Summer 40, AV 512
11th Bell
Cartography Shop
Tetreka was no good at living off the land or surviving the wilds - he was smart enough to bring water, weapons, and most importantly very good maps. The shop itself was an interesting structure, with no windows to be had it used imported opalgloams scattered throughout the shop to illuminate everything. Two young men and a drykas woman sat at a table in front of a chalkboard, copying a very detailed map of the region down onto sheepskin parchment - they worked with a surprising amount of patience and careful precision for slaves.

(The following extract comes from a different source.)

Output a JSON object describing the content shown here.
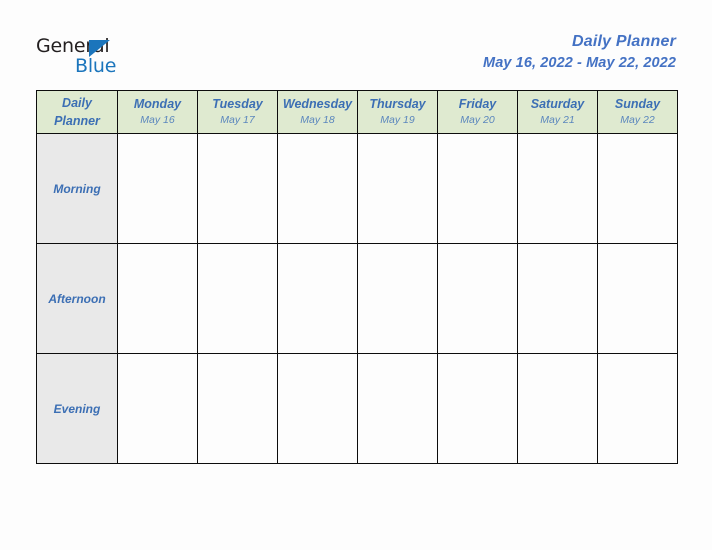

Or at least Tetreka was guessing they were slaves, he'd captured the woman half dead a ways outside the city the previous winter, and sold her for a decent amount at market.
"Hey. Girl. Have you bought your freedom yet?" The girl ignored him, but one of the men at the table spoke up.
"She's tried escaping twice now. As much as her freedom costs now she could probably buy a few slaves of her own before she'd have enough Mizas to free herself." The young man had a very self-satisfied smile, and the woman did her best to ignore the both of them.
"And what of you, boy?"
"Bought my freedom last season, but decided to stick around - The work is easy even if the pay is meager, and it keeps me out of the sun. Were you here to pick up your order?" Tetreka gave a grunt to the affirmative, and the boy called out the owner "Jesq'a, that slaver is back!"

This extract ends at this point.